Gandhi: This 1982 film depicts Ben Kingsley as Gandhi. The film describes the life and times of Mahatma Gandhi who freed India from the British rule using peaceful means and thus giving hope and inspiration for generations to come. Gandhi took on an Empire with nothing but truth, non-violence and indomitable will as weapons and won. The film won eight Oscars and 26 other film awards, including BAFTA, Grammy, Golden Globe and Golden Guild awards.
The Making of Mahatma: The story is a journey of the life of Mahatma Gandhi - his first run in with the British and racial discrimination in Britain, his journey to South Africa and his struggle against Apartheid and his return to India. Rajat Kapoor, who played the title role, won the Silver Lotus Award for Best Actor for the film.

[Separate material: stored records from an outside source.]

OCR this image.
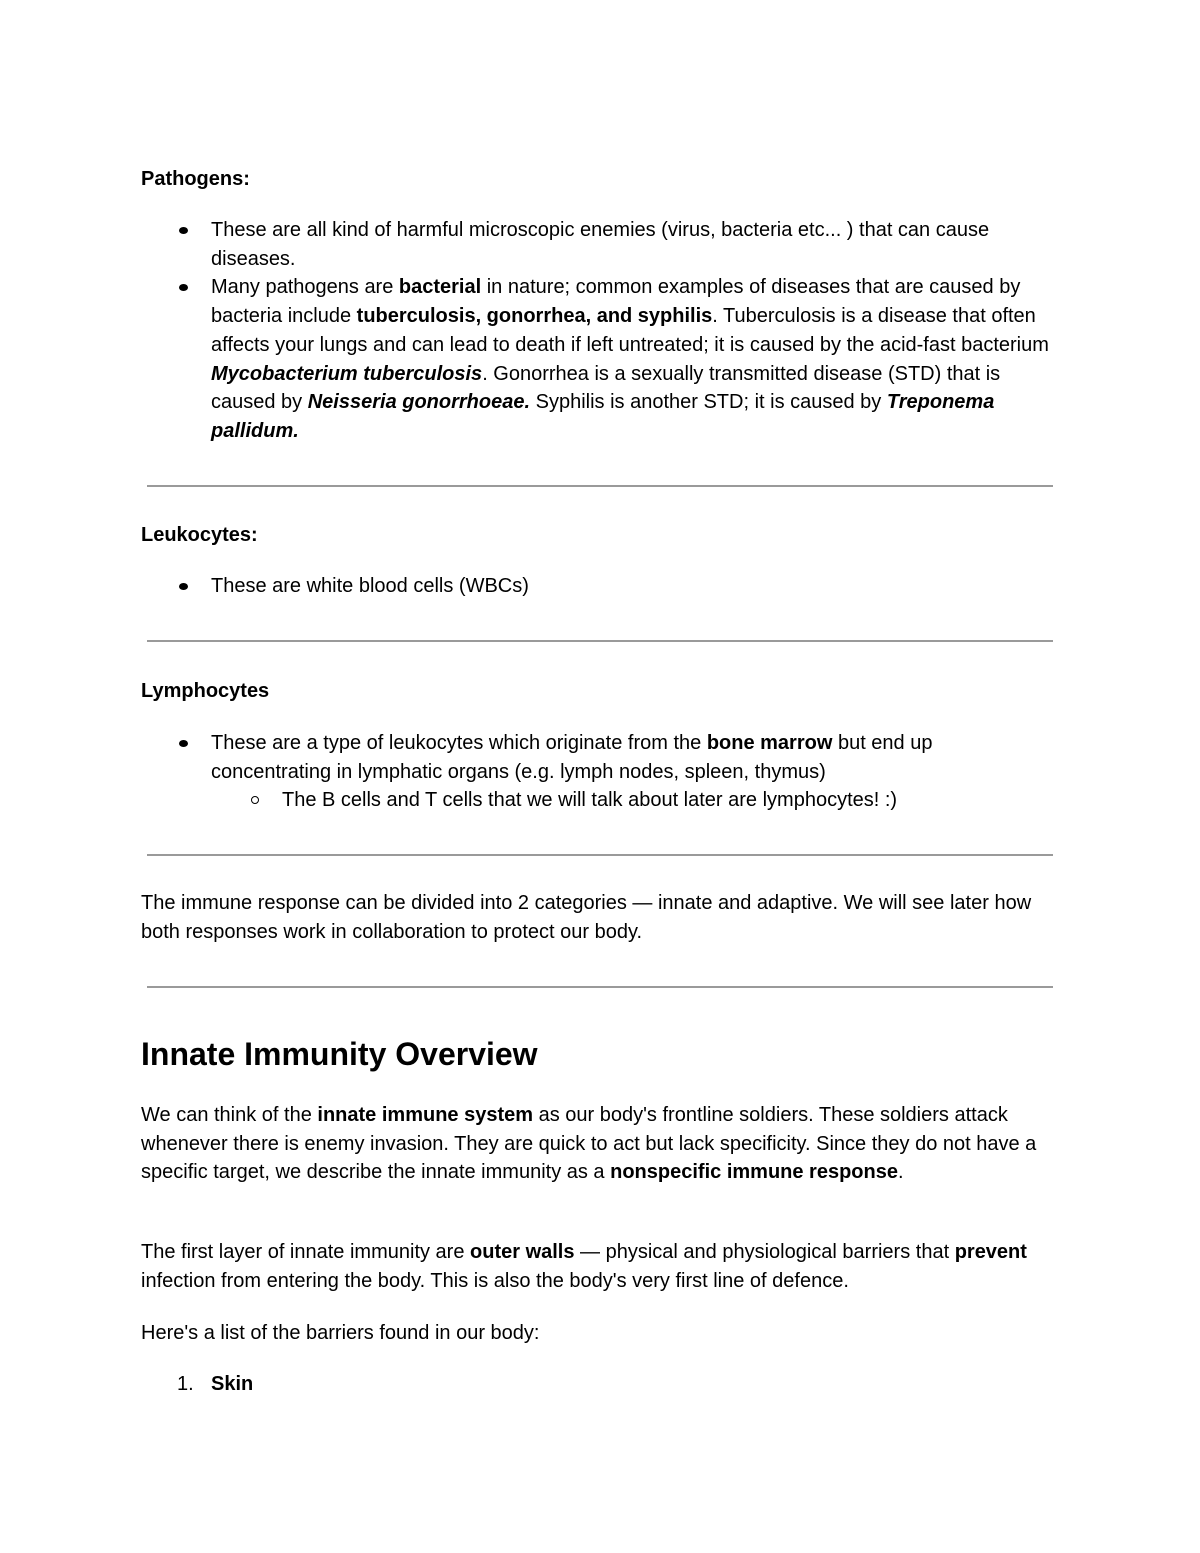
Pathogens:

These are all kind of harmful microscopic enemies (virus, bacteria etc... ) that can cause diseases.
Many pathogens are bacterial in nature; common examples of diseases that are caused by bacteria include tuberculosis, gonorrhea, and syphilis. Tuberculosis is a disease that often affects your lungs and can lead to death if left untreated; it is caused by the acid-fast bacterium Mycobacterium tuberculosis. Gonorrhea is a sexually transmitted disease (STD) that is caused by Neisseria gonorrhoeae. Syphilis is another STD; it is caused by Treponema pallidum.

Leukocytes:

These are white blood cells (WBCs)

Lymphocytes

These are a type of leukocytes which originate from the bone marrow but end up concentrating in lymphatic organs (e.g. lymph nodes, spleen, thymus)
The B cells and T cells that we will talk about later are lymphocytes! :)

The immune response can be divided into 2 categories — innate and adaptive. We will see later how both responses work in collaboration to protect our body.

Innate Immunity Overview

We can think of the innate immune system as our body's frontline soldiers. These soldiers attack whenever there is enemy invasion. They are quick to act but lack specificity. Since they do not have a specific target, we describe the innate immunity as a nonspecific immune response.

The first layer of innate immunity are outer walls — physical and physiological barriers that prevent infection from entering the body. This is also the body's very first line of defence.

Here's a list of the barriers found in our body:

1. Skin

Hey Ram: When Saketh Ram's (Kamal Hassan's) wife is raped and killed by rioters, his life changes dramatically and he vows to personally to kill as many Muslims as he can find. He joins a group of Hindu extremists and becomes temporarily taken with the cause himself. When he is persuaded to marry a second time, Saketh Ram begins to settle down but meets a Maharajah (Vikram Gokhale) who manipulates him into committing himself to renouncing his family in the interests of the cause - the assassination of Mahatama Gandhi(played by Naseeruddin Shah).
Lage Raho Munnabhai: It is the second film in the popular Munnabhai series. Sanjay Dutt stars as an underworld don, who begins to see the spirit of Mahatma Gandhi(Dilip Prabhavalkar). Through his interactions with the image of Gandhi, Munnabhai begins to practice what he calls Gandhigiri (Satyagraha, non-violence, and truth) to help ordinary people solve their problems. The film had a strong cultural impact in India, popularising Gandhigiri and stirring popular imagination leading to a number of Gandhigiri style protests in India and the US. It was the first Hindi film to be shown in the United Nations. The film won seven awards including Filmfare, Screen and Zee Cine awards and was nominated for many more.

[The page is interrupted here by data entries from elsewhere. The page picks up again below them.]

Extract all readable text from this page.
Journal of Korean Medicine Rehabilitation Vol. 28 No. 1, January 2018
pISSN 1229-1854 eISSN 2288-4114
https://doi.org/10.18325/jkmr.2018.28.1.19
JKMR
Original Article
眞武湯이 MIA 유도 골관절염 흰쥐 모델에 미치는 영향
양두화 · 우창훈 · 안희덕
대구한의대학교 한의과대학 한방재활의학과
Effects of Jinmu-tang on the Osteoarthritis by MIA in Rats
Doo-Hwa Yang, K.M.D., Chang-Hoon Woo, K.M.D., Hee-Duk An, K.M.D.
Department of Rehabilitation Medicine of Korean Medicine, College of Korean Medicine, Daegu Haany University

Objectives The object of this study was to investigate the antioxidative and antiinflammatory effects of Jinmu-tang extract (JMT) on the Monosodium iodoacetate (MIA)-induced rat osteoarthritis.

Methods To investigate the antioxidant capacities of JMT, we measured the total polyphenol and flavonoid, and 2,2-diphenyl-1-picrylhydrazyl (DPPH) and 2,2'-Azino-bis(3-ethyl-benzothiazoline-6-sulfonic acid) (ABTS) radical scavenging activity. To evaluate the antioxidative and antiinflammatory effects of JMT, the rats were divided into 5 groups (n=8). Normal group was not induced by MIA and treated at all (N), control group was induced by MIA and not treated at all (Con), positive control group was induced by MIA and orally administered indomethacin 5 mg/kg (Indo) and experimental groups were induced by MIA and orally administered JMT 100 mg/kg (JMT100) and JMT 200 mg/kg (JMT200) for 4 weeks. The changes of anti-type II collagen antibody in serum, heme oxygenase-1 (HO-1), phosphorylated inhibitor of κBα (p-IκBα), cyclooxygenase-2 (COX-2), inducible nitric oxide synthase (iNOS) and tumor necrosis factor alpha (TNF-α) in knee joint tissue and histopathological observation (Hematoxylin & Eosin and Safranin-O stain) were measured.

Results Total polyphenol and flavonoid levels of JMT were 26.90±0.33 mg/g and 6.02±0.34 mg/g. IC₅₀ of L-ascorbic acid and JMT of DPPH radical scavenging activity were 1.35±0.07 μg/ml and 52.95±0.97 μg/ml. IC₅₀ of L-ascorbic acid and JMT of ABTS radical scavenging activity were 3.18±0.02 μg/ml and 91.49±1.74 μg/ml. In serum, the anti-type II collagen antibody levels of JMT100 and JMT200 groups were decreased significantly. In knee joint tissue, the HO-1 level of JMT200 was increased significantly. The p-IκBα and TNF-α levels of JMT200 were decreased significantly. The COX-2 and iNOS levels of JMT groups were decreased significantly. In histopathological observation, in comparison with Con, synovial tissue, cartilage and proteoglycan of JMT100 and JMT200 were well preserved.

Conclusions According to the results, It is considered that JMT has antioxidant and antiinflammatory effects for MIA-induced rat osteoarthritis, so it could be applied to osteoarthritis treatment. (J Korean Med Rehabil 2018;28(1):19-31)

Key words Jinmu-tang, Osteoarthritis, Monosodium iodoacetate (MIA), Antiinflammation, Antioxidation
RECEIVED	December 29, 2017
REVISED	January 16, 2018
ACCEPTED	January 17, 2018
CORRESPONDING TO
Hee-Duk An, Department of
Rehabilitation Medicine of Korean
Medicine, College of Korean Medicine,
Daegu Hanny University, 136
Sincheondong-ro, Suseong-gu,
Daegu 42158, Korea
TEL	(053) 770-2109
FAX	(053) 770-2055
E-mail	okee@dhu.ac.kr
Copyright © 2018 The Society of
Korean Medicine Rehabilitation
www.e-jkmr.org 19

Maine Gandhi Ko Nahin Mara: Urmila Matondkar plays Trisha Chaudhury, whose Alzheimers-stricken father (Anupam Kher) starts getting hallucinations that he is the assassin of Mahatma Gandhi.

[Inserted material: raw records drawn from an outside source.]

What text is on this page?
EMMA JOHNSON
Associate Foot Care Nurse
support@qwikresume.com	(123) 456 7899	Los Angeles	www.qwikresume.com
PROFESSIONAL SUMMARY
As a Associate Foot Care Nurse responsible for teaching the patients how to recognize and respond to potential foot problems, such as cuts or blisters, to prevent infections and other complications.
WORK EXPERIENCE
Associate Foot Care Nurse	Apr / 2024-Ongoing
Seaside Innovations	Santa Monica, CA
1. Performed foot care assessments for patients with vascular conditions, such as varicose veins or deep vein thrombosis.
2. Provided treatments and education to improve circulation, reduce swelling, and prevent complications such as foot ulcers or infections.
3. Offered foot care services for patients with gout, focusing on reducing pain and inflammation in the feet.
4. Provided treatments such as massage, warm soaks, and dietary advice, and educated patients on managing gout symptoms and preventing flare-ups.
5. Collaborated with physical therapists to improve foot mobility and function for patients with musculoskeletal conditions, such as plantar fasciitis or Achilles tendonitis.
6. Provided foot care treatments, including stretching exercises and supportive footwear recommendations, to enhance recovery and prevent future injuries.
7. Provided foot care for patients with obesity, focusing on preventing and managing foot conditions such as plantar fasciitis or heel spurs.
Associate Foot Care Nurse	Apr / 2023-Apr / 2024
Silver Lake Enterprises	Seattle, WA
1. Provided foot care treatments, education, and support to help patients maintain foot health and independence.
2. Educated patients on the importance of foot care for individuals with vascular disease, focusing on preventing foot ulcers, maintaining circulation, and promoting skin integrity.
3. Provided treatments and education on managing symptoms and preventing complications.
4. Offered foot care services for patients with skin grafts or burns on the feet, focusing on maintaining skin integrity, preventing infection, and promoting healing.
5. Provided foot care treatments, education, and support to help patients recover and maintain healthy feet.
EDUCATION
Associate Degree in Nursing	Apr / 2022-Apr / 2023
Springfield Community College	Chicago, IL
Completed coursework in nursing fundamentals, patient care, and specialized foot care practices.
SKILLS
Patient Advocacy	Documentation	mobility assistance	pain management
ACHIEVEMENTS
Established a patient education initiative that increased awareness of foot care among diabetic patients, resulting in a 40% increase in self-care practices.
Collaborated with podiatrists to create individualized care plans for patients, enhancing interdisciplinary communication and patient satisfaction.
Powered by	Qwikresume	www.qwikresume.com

Gandhi My Father: The film is a depiction of a strained relationship between Gandhi and his son. It portrays how Gandhi's first-born, Harilal (played by Akshaye Khanna), didn't inherit his father's brilliance and strayed towards cheating and embezzlement. The story is about the failure of Gandhi as a father to his own son. Shefali Shetty won Best Actress Award at the Tokyo International Film Festival for the film.
Sardar: The Iron Man of India: Vallabhai Patel was born in a wealthy Gujarat-based family and initially did not take part in the freedom struggle, scoffed at Mohandas Gandhi(Annu Kapoor) and referred to him as a Social Worker. But when Mohandas gave a speech in Ahmedabad during 1915, Vallabhai changed his mind, decided to immerse himself in the independence struggle. The film is a biographical epic on Sardar Vallabhai Patel concentrates on the last five years of Sardar's life, from 1945 to 1950 when he emerged on the national scene - a key figure in the freedom struggle and in integrating the nation.
Nine hours to Rama: The film depicts the life of Nathuram Godse, Mahatma Gandhi's assassin. How Godse planned the assassination is shown in the film. The film reveals in a series of flashbacks how Godse became a Hindu activist who, in his mind, blamed the Mahatma for the killings of thousands of Hindus by Muslims. It is based on a book of the same name by author Stanley Wolpert.